鉄筋コンクリート造(RC造)の建物を施工していく際には、コンクリートの最終的な形状によって型枠をどのような形状に作れば良いかが決まってきます。
型枠とはコンクリートを流し込む為の型を指すものですから、コンクリートの出来型によって型枠の形状が決まる訳です。
構造図の条件を満たすことは当然として、見た目と施工性のバランスを考えつつ、なおかつ鉄筋の納まりも意識しながらコンクリートの具体的な形状を決めていく。
こうした流れは前回までの説明で取り上げて来ました。
コンクリートを意匠的に見せるのか、それともコンクリートは構造体としてだけ存在して最終的には他の仕上材によって隠れてしまうのか。
これによって型枠の加工を細かく決めていくのか、それとも構造体として問題ない事と施工性を重視していくのか、その方針が変わってくる訳です。
見せる部分であれば最終的な見え方を気にする必要がありますし、見えない部分であれば最終的な仕上から見えない位置である程度自由、という考え方ですね。

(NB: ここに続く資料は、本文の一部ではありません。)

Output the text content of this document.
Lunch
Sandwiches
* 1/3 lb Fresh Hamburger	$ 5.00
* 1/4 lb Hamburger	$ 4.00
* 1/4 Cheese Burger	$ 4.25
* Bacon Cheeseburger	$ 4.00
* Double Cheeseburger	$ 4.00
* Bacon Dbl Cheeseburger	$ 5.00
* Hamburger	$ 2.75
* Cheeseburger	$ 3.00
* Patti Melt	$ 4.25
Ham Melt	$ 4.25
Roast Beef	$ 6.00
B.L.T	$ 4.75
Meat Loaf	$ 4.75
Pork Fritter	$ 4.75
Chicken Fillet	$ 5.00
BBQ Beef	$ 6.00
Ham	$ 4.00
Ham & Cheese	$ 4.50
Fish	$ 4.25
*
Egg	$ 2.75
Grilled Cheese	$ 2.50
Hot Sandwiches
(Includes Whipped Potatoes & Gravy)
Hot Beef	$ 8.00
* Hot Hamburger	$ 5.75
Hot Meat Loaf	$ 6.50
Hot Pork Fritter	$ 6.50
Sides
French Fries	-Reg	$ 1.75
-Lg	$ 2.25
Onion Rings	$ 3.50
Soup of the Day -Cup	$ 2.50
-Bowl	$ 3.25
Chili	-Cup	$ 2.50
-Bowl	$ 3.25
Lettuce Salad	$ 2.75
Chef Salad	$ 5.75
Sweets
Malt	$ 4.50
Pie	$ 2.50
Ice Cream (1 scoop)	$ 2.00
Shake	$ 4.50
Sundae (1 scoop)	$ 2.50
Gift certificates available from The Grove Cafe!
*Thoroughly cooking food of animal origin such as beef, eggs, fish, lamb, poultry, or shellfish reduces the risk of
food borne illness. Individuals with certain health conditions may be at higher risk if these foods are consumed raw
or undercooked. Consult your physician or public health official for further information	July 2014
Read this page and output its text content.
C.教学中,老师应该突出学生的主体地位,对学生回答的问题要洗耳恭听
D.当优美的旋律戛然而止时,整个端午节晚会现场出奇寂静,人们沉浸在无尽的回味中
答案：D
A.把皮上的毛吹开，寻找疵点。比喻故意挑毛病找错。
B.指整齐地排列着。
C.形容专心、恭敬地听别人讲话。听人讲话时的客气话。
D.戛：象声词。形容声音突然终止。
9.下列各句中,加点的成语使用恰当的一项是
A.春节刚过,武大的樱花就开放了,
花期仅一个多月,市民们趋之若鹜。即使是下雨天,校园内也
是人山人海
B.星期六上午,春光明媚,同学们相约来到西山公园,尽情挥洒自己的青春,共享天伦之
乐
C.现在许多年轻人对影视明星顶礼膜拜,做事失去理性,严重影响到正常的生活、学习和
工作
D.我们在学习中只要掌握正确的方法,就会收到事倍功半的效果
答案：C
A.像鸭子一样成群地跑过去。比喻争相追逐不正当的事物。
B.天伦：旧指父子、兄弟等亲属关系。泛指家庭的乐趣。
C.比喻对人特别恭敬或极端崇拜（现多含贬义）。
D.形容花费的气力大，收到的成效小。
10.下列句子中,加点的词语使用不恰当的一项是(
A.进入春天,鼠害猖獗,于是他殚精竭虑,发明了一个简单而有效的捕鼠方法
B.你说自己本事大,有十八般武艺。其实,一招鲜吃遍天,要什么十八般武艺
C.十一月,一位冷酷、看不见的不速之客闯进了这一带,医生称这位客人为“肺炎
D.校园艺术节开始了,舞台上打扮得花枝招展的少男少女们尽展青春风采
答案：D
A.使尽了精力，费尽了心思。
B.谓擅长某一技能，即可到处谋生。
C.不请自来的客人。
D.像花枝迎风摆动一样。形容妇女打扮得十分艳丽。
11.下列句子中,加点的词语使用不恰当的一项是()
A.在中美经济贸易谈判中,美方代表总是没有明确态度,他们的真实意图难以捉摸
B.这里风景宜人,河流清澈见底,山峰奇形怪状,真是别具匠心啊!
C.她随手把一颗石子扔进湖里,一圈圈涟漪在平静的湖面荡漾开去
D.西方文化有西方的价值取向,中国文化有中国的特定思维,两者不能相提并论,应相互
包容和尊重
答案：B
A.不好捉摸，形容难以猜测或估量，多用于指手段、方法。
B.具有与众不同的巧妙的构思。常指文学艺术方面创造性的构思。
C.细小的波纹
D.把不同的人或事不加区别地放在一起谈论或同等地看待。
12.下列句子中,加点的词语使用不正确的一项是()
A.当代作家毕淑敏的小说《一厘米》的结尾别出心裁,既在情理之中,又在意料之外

コンクリートを見せるか見せないか、そして見せる場合はどのような見せ方をするか、というあたりの考え方は型枠にも大きな影響を与えることになります。
コンクリートの見せ方を具体的に分類をすると、以下のような感じになります。
・意匠的にコンクリートの素材感を見せたい場合(コンクリート化粧打放し仕上)
・コンクリートに直接仕上をする場合
・他の仕上材に隠れてしまう場合
・特に仕上をするような場所ではないという理由でコンクリートを見せる場合
鉄筋コンクリート造ではコンクリートの仕上として上記のような分類が考えられ、この分類によって型枠の材料が変わってくる事になります。
これから上記の項目についてひとつずつ詳しく説明をしていく事にします。
□コンクリート化粧打放し仕上
型枠工事で最も気を遣うのは「コンクリート打放し」と呼ばれる仕上で、コンクリートの質感をそのまま意匠的に見せていくという考え方です。
コンクリートの素材感をそのまま見せていくという、最終的には仕上材で隠す事になる場合が多いコンクリートにしてはちょっと変わった仕上だと言えます。
完成形としては上記のような感じになり、まあコンクリートがそのまま見えてくるのでこんなイメージになるのは当然という感じがします。
コンクリート化粧打放し仕上は意匠設計者が好む仕上方法ですから、町を歩いていればよく見かけるのではないかと思います。
著名な建築家である安藤忠雄氏の代名詞と言える仕上でもあります。
ただし、コンクリート工事=仕上工事というシビアな施工になってしまうので、施工者泣かせの仕上でもあります。
コンクリート打放し = デザイン性が高い
というような風潮があるような気がしますが、私自身の考えをここで書かせてもらうと、個人的にはこれがデザイン性が高いとはどうしても思えません。
最近では全然珍しい仕上ではないので「また化粧打放しか…」という感じになりますし、建物の使い勝手などを考えると決して便利とは言えませんから。
もちろんこれは施工者側の考え方で、建物を意匠的にどう見せるのかを考えた時に、コンクリートの素材感を出したいとなるのはよく分かります。
だからこそ色々な建物でコンクリート化粧打放し仕上が採用されるし、採用されるだけあって雰囲気も悪くないという結果になるのだと思います。
セパレータの配置や型枠の割付などをきちんと計画していけば、最終的な見た目は洗練された雰囲気が出る仕上であることは事実です。
だからこそ意匠設計者が好む気持ちも当然理解できますが…
そのデザインを果たして施主が求めているか、という話になると、必ずしもそうではない場合があるような気が私にはしています。
見た目は確かに良いのですが、それを誰が求めているのか、というあたりが結構微妙なところではないかと思います。